At times, it appears that fear trumps common sense.

Being the son of perhaps the most famous sports icon in the world does not inoculate one from the human conditions triggered by this fear. Muhammad Ali Jr., son of the eponymous boxer whose name very few adults would not know, was detained on March 10 before boarding a flight from Reagan National Airport in Washington D. C. to Fort Lauderdale, Florida.

Ali was asked for his date of birth, his social security number, and where he was born despite handing a JetBlue agent his Illinois identity card. The agent then called Homeland Security. When Ali presented his passport, he was allowed onto the flight.

This was the second time in a month that Ali was detained at an airport, and only a day after Ali had testified at a forum in D. C. regarding President Donald Trump’s immigration policies.

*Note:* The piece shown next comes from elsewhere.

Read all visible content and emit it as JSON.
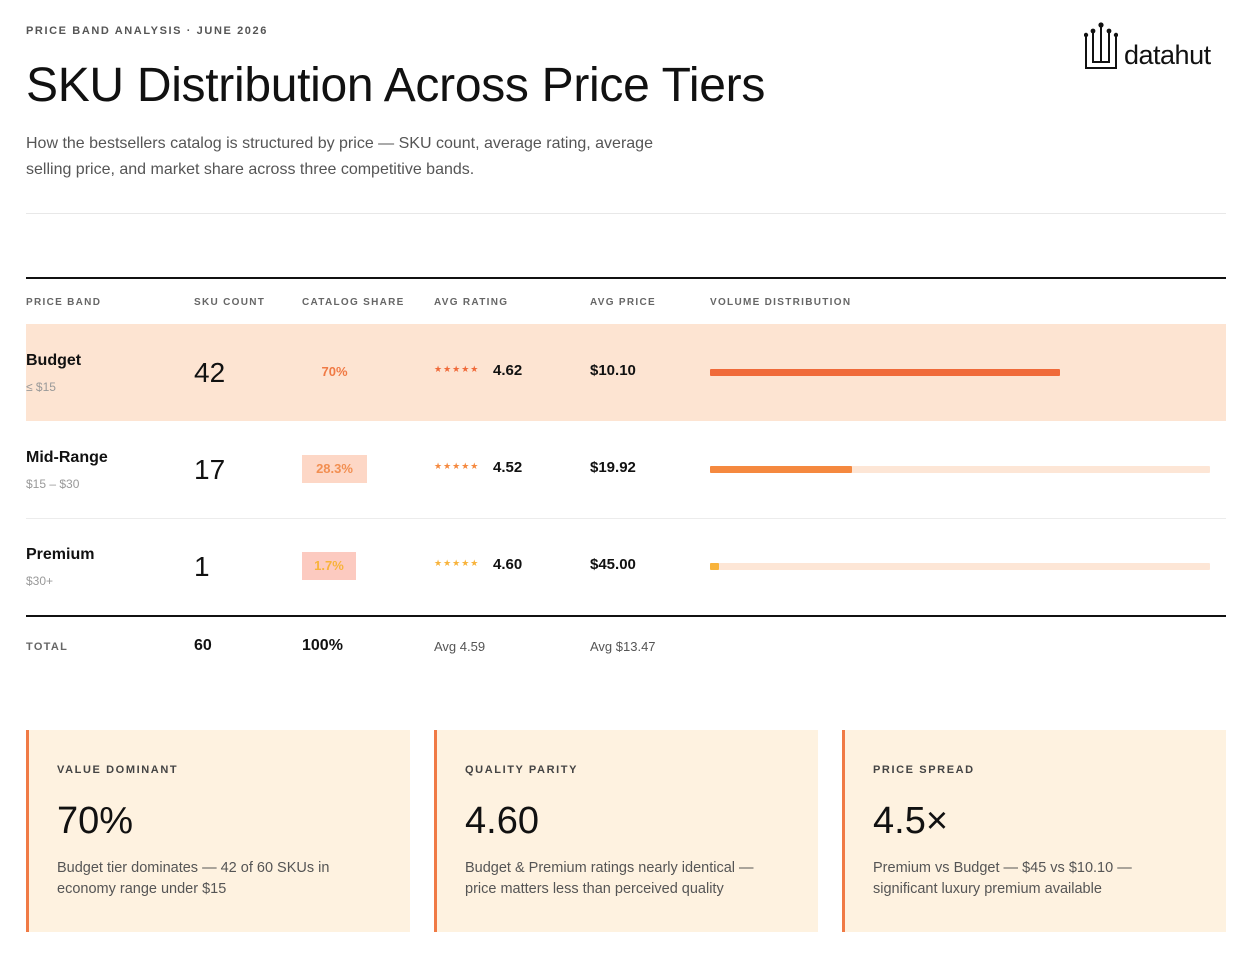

Of course, African Americans have been subject to this fear for centuries. And while race relations have improved visibly and measurably over the decades, one could argue there is still room for improvement. Ali’s story reminded me of the fastest man in the world in 1964, Bob Hayes, who won two gold medals at the Tokyo Olympics. He then came home and signed with the Dallas Cowboys to become a Hall of Fame wide receiver, and one of only two NFL Super Bowl champions who also brought home the gold in an Olympics.

Bob Hayes Dallas Cowboys
Bob Hayes #22 Dallas Cowboys

Only a few weeks after Bob Hayes won gold in the 100-meter dash and won national bragging rights to one of the biggest events of the biggest global sports competition, Hayes signed a contract with the Dallas Cowboys on December 8, 1964. This included a six-thousand -dollar Buick Rivera as part of Hayes’ signing bonus. Unfortunately, in the South in the Sixties, a black man driving an expensive car drew the suspicion of the police, regularly. In this account in his autobiography, Run, Bullet, Run, is how Hayes, arguably one of the most famous athletes in America at the time, was treated like a “boy” by local authorities.

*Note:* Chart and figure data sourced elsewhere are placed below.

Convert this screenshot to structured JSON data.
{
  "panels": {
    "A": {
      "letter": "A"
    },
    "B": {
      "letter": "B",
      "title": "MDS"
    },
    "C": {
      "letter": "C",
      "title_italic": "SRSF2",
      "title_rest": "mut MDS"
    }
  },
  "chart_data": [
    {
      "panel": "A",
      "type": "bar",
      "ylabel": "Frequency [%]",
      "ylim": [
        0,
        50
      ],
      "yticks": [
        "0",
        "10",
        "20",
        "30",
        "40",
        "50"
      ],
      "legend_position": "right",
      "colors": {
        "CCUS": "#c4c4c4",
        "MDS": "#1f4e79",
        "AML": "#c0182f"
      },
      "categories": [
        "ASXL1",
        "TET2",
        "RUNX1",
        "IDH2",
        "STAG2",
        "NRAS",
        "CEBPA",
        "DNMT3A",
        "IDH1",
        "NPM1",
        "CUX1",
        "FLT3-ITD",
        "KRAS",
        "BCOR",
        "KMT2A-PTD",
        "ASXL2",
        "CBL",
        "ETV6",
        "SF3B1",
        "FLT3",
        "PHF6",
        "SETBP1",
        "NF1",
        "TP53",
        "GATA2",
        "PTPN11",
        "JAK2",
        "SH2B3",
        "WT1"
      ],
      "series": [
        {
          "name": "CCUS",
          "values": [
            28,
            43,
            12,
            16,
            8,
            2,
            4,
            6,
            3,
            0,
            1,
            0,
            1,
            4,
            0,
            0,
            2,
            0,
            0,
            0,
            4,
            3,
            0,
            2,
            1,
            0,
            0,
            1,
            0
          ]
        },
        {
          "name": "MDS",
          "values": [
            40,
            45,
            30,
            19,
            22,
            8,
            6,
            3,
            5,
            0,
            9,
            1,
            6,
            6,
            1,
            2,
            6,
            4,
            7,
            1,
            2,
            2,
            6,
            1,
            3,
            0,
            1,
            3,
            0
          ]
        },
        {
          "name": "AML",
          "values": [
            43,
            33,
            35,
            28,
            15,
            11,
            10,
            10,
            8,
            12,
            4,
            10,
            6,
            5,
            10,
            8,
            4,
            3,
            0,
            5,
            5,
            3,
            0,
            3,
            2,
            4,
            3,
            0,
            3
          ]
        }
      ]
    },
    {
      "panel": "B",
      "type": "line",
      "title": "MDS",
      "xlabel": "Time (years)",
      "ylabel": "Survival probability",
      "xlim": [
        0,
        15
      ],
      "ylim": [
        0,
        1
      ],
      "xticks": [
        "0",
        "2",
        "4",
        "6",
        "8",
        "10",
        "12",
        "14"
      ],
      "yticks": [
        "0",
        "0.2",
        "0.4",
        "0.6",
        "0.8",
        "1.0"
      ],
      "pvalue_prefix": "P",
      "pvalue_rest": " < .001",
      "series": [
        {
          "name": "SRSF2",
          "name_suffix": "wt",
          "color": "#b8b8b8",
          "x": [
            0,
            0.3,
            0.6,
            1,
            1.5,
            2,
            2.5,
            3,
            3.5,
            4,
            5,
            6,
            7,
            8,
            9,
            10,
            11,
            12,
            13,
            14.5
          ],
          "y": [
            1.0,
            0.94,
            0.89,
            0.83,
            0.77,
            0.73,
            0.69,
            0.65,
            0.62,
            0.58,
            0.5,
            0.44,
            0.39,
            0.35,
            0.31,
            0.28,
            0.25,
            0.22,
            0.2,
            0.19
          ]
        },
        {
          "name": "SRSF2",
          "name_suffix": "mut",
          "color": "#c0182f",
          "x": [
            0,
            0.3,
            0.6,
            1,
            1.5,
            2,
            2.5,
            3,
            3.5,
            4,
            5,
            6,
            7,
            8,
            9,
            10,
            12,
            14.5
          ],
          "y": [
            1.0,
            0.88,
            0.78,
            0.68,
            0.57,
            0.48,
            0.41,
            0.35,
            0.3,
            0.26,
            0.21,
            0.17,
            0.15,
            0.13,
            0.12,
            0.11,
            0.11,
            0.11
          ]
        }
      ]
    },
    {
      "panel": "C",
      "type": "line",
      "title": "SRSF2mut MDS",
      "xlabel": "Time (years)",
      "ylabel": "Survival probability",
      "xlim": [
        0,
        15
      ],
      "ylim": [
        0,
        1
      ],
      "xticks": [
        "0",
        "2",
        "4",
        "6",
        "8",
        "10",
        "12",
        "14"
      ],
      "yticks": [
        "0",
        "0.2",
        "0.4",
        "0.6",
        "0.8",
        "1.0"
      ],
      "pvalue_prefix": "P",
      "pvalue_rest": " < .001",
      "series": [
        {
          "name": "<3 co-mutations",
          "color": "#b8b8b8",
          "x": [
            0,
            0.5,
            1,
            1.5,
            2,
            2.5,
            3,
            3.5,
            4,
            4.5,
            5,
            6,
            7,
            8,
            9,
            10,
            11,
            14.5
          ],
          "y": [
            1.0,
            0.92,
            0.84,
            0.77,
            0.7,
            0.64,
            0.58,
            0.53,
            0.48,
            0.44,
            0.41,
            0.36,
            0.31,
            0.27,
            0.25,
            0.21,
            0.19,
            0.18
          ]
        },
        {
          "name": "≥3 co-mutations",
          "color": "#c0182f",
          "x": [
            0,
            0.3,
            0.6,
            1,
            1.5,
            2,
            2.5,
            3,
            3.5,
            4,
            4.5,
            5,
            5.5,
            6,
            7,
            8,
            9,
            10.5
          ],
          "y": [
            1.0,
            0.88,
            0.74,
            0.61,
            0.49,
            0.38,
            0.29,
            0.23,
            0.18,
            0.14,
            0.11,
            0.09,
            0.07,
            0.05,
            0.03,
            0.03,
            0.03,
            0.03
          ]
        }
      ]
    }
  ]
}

That car caused me a little trouble when I got back to school. You see, there weren’t many black kids my age (I turned twenty two less than two weeks after I signed with the Cowboys) driving cars like that in good old Tallahassee. About once a week or so, some of Tallahassee’s finest would stop me and ask, “Boy, whose car is that?” I would tell them it was my car, and they would give me a ticket for anything they felt like – speeding, running a stop sign, driving on white folks’ streets – you name it.

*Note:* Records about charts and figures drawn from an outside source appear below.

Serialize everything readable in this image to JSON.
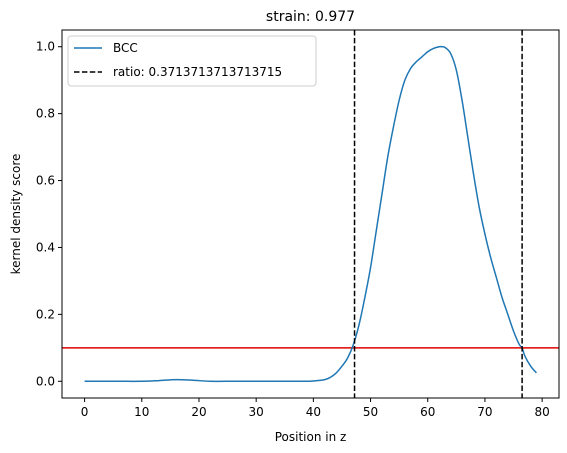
{
  "chart_data": {
    "type": "line",
    "title": "strain: 0.977",
    "xlabel": "Position in z",
    "ylabel": "kernel density score",
    "xlim": [
      -3.95,
      82.95
    ],
    "ylim": [
      -0.05,
      1.05
    ],
    "xticks": [
      0,
      10,
      20,
      30,
      40,
      50,
      60,
      70,
      80
    ],
    "yticks": [
      0.0,
      0.2,
      0.4,
      0.6,
      0.8,
      1.0
    ],
    "xtick_labels": [
      "0",
      "10",
      "20",
      "30",
      "40",
      "50",
      "60",
      "70",
      "80"
    ],
    "ytick_labels": [
      "0.0",
      "0.2",
      "0.4",
      "0.6",
      "0.8",
      "1.0"
    ],
    "grid": false,
    "legend_position": "top-left",
    "series": [
      {
        "name": "BCC",
        "color": "#1f77b4",
        "x": [
          0,
          5,
          10,
          13,
          16,
          19,
          22,
          26,
          30,
          34,
          38,
          40,
          42,
          43,
          44,
          45,
          46,
          47,
          48,
          49,
          50,
          51,
          52,
          53,
          54,
          55,
          56,
          57,
          58,
          59,
          60,
          61,
          62,
          62.5,
          63,
          64,
          65,
          66,
          67,
          68,
          69,
          70,
          71,
          72,
          73,
          74,
          75,
          76,
          76.5,
          77,
          78,
          79
        ],
        "y": [
          0.0,
          0.0,
          0.0,
          0.002,
          0.005,
          0.003,
          0.0,
          0.0,
          0.0,
          0.0,
          0.0,
          0.001,
          0.005,
          0.012,
          0.025,
          0.045,
          0.07,
          0.11,
          0.17,
          0.25,
          0.34,
          0.45,
          0.56,
          0.67,
          0.76,
          0.84,
          0.9,
          0.935,
          0.955,
          0.97,
          0.985,
          0.995,
          1.0,
          1.0,
          0.998,
          0.98,
          0.93,
          0.84,
          0.73,
          0.62,
          0.52,
          0.44,
          0.37,
          0.31,
          0.25,
          0.2,
          0.15,
          0.11,
          0.1,
          0.075,
          0.045,
          0.025
        ]
      }
    ],
    "vlines": {
      "label": "ratio: 0.3713713713713715",
      "color": "#000000",
      "style": "dashed",
      "x": [
        47.2,
        76.5
      ]
    },
    "hline": {
      "y": 0.1,
      "color": "#e00000"
    }
  }
}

I finally got smart. I went downtown and bought a chauffeur’s black cap and put it in the back seat. Every time the police pulled me over after that asked me whose car I was driving, I would say, “It’s my boss man’s car,” and they would let me go. This was the era when, while driving from Dallas back to Florida, I would pass restaurants all over Louisiana, Mississippi, and Alabama with signs that read, “No colored” or “Colored around back.” I was good enough to represent their country in the Olympics, but not good enough to eat with them.